Sourate 16, verset 89 : « (…) Nous avons fait descendre le Livre sur toi [ndlr Mahomet], comme un exposé explicite de toute chose, ainsi qu’un guide, une grâce et une annonce aux musulmans. »

Sourate 34, verset 3 : « (…) Rien n’existe de plus petit ni de plus grand, qui ne soit inscrit dans un Livre explicite. »

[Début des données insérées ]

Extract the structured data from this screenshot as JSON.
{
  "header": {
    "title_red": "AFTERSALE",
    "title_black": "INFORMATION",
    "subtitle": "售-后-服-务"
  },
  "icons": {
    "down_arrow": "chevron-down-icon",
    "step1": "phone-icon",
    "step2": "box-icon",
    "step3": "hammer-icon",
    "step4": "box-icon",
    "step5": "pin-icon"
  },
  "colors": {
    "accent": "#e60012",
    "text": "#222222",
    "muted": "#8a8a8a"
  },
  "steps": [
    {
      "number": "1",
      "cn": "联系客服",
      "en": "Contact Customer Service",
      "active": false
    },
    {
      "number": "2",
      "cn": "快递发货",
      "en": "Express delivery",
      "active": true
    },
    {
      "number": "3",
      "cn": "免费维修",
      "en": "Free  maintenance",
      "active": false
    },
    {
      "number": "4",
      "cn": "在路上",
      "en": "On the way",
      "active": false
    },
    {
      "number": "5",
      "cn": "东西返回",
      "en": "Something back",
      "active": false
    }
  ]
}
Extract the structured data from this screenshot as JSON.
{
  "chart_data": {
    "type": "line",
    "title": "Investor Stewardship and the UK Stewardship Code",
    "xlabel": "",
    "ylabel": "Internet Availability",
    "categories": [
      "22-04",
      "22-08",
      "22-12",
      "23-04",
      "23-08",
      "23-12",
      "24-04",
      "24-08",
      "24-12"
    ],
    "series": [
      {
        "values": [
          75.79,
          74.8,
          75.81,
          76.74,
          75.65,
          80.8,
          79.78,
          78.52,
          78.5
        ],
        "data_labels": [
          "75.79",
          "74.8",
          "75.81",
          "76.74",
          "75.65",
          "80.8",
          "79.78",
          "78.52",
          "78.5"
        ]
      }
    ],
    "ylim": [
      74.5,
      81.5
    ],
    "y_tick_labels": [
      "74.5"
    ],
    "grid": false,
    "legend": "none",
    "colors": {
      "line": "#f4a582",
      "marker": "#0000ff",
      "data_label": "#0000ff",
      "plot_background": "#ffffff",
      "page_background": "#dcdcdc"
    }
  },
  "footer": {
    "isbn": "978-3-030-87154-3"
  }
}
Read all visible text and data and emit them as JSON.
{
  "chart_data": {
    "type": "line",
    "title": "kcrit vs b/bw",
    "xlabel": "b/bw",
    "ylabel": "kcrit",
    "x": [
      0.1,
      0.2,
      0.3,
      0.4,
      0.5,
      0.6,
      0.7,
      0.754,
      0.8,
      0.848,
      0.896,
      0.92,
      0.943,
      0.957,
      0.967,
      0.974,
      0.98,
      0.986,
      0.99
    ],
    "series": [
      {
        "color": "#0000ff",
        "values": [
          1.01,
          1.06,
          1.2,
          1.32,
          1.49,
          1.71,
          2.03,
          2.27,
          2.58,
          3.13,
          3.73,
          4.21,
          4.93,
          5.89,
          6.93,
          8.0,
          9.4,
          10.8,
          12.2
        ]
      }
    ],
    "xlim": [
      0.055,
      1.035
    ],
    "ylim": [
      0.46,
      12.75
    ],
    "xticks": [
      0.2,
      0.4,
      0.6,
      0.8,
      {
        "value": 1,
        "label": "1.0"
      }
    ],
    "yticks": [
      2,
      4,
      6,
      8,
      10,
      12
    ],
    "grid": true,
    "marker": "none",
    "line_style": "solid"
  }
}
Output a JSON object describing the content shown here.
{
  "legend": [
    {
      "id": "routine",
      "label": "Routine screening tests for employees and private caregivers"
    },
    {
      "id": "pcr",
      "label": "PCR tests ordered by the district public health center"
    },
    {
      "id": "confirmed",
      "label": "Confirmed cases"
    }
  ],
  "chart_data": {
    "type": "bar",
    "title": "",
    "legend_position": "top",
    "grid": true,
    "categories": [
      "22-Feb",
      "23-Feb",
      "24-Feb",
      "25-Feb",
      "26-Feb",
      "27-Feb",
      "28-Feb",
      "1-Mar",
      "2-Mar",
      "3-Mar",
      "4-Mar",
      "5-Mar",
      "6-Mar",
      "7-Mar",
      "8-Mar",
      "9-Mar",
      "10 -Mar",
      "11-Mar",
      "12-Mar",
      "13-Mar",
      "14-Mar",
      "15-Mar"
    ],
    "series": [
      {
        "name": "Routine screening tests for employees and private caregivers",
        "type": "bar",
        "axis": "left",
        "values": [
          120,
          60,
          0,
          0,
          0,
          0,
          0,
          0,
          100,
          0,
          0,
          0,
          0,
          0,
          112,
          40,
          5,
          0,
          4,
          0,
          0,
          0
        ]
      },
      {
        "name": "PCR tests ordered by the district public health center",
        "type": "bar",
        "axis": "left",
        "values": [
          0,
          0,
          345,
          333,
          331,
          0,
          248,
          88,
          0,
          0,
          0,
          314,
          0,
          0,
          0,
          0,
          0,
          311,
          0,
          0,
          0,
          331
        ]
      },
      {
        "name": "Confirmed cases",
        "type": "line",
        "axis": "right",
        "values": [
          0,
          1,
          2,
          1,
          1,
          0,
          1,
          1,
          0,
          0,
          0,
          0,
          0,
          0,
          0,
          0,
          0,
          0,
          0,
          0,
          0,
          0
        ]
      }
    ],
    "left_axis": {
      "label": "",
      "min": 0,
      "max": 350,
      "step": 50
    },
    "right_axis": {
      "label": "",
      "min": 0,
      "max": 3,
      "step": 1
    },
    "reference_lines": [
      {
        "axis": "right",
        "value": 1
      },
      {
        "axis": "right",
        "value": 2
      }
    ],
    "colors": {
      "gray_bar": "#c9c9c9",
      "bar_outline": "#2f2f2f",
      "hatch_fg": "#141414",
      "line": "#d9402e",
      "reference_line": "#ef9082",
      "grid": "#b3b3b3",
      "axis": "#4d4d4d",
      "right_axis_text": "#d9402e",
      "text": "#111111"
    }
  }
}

Sourate 37, verset 117 : « Et Nous leur avons donné le Livre parfaitement clair »

Sourate 43, verset 2 : « Par le Livre explicite ! »

Sourate 44, verset 2 : « Par le Livre explicite ! »

  • « Allah proclame aussi : « …Demandez donc aux érudits du Livre, si vous ne savez pas. » Sourate 21 (Al Anbiyâ’), v. 7. »

Pour qui a déjà lu les textes de l’État Islamique, on reste perplexe. Le niveau de l’analyse doctrinale de l’État Islamique dépasse a priori d’assez loin ce que peut produire l’islam de France : les références textuelles précises sont extrêmement nombreuses, les raisonnements doctrinaux étayés au regard de la pratique du Prophète, alors que la littérature musulmane disponible dans le commerce en France est généralement d’une pauvreté doctrinale affligeante. (Ce commentaire, focalisé sur la seule question de l’authenticité doctrinale, ne constitue bien entendu en aucune façon un cautionnement quelconque des faits et gestes de l’État Islamique)

  • « Ces organisations se basent assez souvent sur des récits parlant des signes avant-coureurs de la fin du monde pour esquisser un scénario futuriste dans lequel elles s’attribuent le rôle des sauveurs de l’Islam et de l’Humanité. Elles vivent ainsi dans un monde imaginaire parallèle qui convoite les esprits fragiles. Ces récits sont pour certains, classés comme faibles par les spécialistes des Sciences du Hadith. Pour d’autres, ces récits sont très loin de la réalité actuelle du Monde. »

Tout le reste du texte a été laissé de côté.